Solving comma.ai's Camera Calibration Challenge
08 Jan 2025Achieving 7.77% error using optical flow and median aggregation
I worked on comma.ai's camera calibration challenge, which asks you to predict camera pitch and yaw angles from dashcam video. The goal is to determine how the camera is misaligned relative to the vehicle's direction of travel.
The Key Insight
The critical realization was that camera calibration is constant per video.
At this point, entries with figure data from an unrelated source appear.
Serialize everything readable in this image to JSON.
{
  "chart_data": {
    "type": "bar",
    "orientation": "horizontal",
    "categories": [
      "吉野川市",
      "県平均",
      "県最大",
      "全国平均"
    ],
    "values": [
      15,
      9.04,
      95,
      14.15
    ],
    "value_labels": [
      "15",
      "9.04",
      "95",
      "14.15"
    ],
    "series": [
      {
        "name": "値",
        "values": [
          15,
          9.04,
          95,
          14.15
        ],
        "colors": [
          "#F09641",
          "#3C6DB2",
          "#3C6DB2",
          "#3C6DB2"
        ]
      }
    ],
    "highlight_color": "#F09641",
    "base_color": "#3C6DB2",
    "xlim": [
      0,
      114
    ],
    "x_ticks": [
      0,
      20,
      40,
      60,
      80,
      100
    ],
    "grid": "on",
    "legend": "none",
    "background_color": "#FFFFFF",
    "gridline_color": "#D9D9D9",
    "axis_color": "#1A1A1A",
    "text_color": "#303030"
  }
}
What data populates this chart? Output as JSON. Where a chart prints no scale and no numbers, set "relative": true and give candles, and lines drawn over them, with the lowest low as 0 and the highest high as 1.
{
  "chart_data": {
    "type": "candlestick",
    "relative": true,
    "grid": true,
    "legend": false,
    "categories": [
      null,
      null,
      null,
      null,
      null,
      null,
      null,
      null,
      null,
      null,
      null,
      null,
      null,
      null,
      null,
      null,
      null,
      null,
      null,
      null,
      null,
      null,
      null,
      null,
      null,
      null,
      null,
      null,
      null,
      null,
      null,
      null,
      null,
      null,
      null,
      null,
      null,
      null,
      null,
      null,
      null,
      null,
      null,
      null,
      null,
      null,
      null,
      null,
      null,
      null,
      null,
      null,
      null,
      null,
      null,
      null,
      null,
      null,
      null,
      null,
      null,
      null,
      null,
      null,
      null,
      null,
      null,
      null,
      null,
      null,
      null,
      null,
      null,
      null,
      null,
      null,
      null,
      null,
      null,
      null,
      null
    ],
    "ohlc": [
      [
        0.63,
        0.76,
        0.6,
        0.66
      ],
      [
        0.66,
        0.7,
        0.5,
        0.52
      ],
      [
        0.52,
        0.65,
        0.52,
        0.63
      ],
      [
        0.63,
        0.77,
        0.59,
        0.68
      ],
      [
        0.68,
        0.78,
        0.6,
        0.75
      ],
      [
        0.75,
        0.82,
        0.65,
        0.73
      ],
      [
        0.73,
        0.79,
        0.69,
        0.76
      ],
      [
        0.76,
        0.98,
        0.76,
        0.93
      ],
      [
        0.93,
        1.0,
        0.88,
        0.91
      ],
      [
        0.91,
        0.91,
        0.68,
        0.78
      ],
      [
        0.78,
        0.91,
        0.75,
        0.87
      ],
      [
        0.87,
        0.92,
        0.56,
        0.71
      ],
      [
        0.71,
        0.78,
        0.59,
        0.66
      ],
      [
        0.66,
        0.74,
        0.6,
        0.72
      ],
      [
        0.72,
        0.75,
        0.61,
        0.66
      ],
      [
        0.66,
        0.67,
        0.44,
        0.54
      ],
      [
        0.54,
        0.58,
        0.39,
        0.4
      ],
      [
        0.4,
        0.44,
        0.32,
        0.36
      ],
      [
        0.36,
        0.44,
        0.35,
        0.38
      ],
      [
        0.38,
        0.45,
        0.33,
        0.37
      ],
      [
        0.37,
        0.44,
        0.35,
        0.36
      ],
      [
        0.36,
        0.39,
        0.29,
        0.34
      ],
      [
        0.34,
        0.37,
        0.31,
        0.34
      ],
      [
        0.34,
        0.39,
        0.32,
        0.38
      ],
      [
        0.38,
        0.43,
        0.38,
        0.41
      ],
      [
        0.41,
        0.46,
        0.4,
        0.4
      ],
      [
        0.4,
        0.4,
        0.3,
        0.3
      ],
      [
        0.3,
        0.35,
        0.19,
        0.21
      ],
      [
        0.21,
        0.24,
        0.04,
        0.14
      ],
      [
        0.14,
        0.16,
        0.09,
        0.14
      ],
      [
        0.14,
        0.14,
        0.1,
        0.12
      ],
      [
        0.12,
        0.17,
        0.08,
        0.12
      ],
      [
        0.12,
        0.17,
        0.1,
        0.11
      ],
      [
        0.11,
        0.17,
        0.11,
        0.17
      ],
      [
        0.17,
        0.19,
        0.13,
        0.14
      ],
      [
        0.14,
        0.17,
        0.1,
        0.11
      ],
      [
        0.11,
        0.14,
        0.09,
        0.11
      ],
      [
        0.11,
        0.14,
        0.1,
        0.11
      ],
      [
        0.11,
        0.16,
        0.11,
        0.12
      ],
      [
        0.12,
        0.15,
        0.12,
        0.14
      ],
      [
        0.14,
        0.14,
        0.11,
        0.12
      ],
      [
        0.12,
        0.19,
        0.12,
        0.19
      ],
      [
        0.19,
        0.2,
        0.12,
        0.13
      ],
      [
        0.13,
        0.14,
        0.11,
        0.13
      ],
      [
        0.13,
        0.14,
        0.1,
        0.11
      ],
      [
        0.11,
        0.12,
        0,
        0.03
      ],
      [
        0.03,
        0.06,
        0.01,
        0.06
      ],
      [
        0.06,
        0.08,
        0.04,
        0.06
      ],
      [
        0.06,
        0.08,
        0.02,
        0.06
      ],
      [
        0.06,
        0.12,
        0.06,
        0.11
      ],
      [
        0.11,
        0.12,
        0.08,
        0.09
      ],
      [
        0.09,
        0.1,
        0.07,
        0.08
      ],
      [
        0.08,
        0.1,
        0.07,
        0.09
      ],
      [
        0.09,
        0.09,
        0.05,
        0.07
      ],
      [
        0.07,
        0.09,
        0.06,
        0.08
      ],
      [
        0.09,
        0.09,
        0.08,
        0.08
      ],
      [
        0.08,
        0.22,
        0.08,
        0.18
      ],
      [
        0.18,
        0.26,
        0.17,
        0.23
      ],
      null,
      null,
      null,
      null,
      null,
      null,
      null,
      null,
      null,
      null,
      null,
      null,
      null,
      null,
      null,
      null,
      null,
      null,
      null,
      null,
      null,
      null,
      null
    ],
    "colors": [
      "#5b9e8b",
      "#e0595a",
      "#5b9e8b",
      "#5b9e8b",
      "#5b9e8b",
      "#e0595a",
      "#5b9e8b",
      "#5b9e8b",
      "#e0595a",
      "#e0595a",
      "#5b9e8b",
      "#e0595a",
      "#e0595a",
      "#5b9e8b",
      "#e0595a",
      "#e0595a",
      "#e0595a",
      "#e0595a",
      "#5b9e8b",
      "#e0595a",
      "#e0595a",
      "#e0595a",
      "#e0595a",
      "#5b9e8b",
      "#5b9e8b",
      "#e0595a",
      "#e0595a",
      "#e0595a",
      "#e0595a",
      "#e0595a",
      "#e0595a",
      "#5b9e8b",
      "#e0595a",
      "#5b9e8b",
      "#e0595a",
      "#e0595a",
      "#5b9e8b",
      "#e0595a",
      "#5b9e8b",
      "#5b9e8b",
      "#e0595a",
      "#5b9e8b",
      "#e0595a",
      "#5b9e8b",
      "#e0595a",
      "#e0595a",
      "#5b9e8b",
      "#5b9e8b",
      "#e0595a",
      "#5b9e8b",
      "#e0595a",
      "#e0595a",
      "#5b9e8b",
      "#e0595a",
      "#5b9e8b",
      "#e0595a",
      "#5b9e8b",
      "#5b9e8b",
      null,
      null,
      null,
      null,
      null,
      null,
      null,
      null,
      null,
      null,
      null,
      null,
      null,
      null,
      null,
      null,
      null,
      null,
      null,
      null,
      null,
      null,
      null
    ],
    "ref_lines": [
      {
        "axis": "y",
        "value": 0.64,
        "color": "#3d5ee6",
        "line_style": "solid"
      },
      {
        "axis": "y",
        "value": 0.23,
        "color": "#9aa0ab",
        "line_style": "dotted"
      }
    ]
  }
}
Unlike per-frame predictions that need smoothing, I could aggregate optical flow data across all frames and use the median as a robust calibration estimate.
The Algorithm
The solution uses the Focus of Expansion (FOE) theory: when a camera moves forward, the optical flow radiates outward from a single point. If the camera is misaligned, this point shifts from the image center.
Per-frame pipeline:
- Shi-Tomasi corner detection (up to 3,000 features per frame)
- Lucas-Kanade pyramidal optical flow tracking
- Forward-backward validation to filter bad tracks
- RANSAC-based FOE estimation (1,000 iterations)
Video-level aggregation:
- Collect FOE estimates from all frames
- Apply median pooling to handle outliers from turns, stops, and tracking failures
- Convert pixel offset to pitch/yaw angles
Implementation Details
- ROI masking: exclude sky (top 40%) and hood (bottom 10%)
- Flow magnitude filtering: only use flows \(\geq 7.0\) pixels for reliability
- RANSAC with 1,000 iterations for robust FOE estimation
Results
- Overall MSE: 0.000118
- Error score: 7.77% (target was <25%)
- Improvement over baseline: 92.23% error reduction